NASA’s New Horizons spacecraft will reach this region in 2015, and capture the first ever close up pictures of a Kuiper Belt object, images of the surface of Pluto.

Even more exciting for ancient ice-rock enthusiasts, it looks like our Solar System isn’t unique. There have been icy debris belts – other Kuiper Belts – discovered around nine other star systems. There are narrow ones, like our own Solar System, and then wider belts extending much further out. Infrared surveys suggest that at many as 20% of star systems have one of their own.

Vast and unexplored, the Kuiper belt is the source of many comets, and contains ancient ice that was formed at the beginning of the Solar System. Let’s hope New Horizons is just the beginning of future decades of research into this mysterious region.

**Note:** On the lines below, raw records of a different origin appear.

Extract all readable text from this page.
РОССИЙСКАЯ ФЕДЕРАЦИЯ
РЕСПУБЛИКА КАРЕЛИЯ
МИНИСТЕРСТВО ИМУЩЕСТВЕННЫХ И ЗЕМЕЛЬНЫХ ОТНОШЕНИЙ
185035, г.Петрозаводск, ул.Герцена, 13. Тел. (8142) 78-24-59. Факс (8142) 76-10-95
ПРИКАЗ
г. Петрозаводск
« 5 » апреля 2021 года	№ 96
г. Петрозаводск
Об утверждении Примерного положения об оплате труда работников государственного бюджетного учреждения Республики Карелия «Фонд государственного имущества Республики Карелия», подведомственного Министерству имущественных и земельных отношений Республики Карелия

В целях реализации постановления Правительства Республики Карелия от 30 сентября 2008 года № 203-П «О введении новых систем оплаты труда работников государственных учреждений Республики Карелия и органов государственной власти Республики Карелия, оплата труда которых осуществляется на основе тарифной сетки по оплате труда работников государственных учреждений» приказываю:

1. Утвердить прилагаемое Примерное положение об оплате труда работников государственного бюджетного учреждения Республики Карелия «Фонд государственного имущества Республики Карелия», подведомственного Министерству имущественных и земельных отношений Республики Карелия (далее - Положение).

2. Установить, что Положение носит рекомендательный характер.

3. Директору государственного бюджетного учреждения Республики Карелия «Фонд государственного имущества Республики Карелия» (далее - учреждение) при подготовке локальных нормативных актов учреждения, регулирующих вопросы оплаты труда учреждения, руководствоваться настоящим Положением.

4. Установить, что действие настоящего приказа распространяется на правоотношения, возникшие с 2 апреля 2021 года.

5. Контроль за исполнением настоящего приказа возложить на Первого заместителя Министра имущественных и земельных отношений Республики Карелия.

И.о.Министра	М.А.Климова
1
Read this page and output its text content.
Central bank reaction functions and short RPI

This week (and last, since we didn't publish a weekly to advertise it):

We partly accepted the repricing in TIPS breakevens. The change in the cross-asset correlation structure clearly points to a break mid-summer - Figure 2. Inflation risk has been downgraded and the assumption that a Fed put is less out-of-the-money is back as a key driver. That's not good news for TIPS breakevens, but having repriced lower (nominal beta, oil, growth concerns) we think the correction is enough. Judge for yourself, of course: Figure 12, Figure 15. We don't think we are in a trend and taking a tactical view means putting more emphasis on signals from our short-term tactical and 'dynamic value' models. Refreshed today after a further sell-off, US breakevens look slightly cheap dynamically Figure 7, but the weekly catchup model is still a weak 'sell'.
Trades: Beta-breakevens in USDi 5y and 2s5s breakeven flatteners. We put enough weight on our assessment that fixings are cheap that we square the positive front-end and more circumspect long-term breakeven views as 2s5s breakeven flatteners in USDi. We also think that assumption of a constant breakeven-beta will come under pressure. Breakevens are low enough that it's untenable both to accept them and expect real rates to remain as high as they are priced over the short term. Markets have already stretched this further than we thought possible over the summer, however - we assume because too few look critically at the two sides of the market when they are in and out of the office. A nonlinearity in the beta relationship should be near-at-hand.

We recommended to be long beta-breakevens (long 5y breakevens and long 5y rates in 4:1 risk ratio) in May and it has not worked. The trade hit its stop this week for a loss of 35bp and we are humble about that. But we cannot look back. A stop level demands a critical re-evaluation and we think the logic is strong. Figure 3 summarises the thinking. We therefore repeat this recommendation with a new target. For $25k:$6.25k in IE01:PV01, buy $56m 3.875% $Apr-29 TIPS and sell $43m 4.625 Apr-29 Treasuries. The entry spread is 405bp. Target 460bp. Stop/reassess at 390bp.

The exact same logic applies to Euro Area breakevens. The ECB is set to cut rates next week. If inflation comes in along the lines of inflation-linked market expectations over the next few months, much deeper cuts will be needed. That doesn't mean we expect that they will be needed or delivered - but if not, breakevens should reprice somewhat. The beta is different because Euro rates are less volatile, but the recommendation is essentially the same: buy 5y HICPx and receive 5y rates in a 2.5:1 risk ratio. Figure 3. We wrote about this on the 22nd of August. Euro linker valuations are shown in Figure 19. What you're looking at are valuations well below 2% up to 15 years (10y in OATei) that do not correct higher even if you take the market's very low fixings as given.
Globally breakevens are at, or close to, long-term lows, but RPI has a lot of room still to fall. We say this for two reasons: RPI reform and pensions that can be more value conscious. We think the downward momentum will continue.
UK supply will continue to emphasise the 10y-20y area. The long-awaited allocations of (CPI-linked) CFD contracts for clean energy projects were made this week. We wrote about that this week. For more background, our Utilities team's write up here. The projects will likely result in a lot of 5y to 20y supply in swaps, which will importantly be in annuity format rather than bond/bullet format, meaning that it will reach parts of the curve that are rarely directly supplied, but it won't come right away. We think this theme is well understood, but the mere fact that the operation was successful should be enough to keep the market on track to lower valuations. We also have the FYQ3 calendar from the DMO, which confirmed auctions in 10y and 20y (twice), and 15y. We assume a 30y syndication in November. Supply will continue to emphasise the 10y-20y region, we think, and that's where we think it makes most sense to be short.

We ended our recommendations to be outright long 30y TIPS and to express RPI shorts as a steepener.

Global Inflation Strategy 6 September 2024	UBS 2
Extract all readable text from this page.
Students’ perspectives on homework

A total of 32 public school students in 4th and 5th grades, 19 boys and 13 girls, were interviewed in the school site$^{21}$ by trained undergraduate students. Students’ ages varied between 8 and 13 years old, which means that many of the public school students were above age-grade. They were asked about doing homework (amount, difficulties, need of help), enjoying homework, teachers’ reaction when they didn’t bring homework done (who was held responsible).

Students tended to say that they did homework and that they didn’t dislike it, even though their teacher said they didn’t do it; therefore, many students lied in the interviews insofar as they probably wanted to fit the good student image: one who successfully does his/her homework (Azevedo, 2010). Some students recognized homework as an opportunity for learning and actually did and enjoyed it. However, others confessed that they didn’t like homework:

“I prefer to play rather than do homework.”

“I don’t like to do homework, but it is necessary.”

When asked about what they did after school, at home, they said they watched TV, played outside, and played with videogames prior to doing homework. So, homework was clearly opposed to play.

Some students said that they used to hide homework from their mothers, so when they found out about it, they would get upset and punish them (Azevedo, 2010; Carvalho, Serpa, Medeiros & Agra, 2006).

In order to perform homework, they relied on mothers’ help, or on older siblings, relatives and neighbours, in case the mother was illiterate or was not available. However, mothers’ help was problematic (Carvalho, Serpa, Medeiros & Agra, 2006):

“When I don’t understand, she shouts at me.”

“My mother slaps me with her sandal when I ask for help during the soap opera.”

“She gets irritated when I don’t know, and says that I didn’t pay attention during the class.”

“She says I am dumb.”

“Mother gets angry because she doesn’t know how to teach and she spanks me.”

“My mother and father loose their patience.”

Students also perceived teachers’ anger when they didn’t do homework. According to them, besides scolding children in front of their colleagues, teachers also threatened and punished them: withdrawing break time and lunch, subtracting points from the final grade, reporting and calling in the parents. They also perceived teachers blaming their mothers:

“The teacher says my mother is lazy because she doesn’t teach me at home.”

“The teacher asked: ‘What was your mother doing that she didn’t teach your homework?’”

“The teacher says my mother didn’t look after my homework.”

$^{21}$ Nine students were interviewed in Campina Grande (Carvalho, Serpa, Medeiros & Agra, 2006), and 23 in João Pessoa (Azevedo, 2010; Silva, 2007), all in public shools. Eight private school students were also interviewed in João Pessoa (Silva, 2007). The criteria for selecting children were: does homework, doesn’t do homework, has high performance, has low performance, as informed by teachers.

Fraser Cain is the publisher of Universe Today. He's also the co-host of Astronomy Cast with Dr. Pamela Gay.

Zoutsteen from Holland December 30, 2013 at 3:09 PM

why would something that’s been there for 5bn years be gone in the next 100mil?

antoniseb December 30, 2013 at 6:23 PM

There is a nice parallel article to this (by Emily Lakdawalla) in the most recent Sky & Telescope. Great topic!

Tim McDaniel December 30, 2013 at 10:51 PM

At 2:54, the transcript says “If we come back in another hundred million years, there’ll be no Kuiper Belt left.” Million with an M? It sounded to me like Billion with a B, though it’s so unstressed that it’s hard to tell. Also, 100e6 years is an eyeblink in the Solar System — it would be one heck of a coincidence if we managed to catch the very end of the Kuiper Belt.

caw December 31, 2013 at 9:42 AM

One hundred million years maybe (100 billion? no). If the objects are currently being churned to dust, had they once grown larger? If so, what event reversed the trend – the gradual forming of Neptune or perhaps a change in its orbit?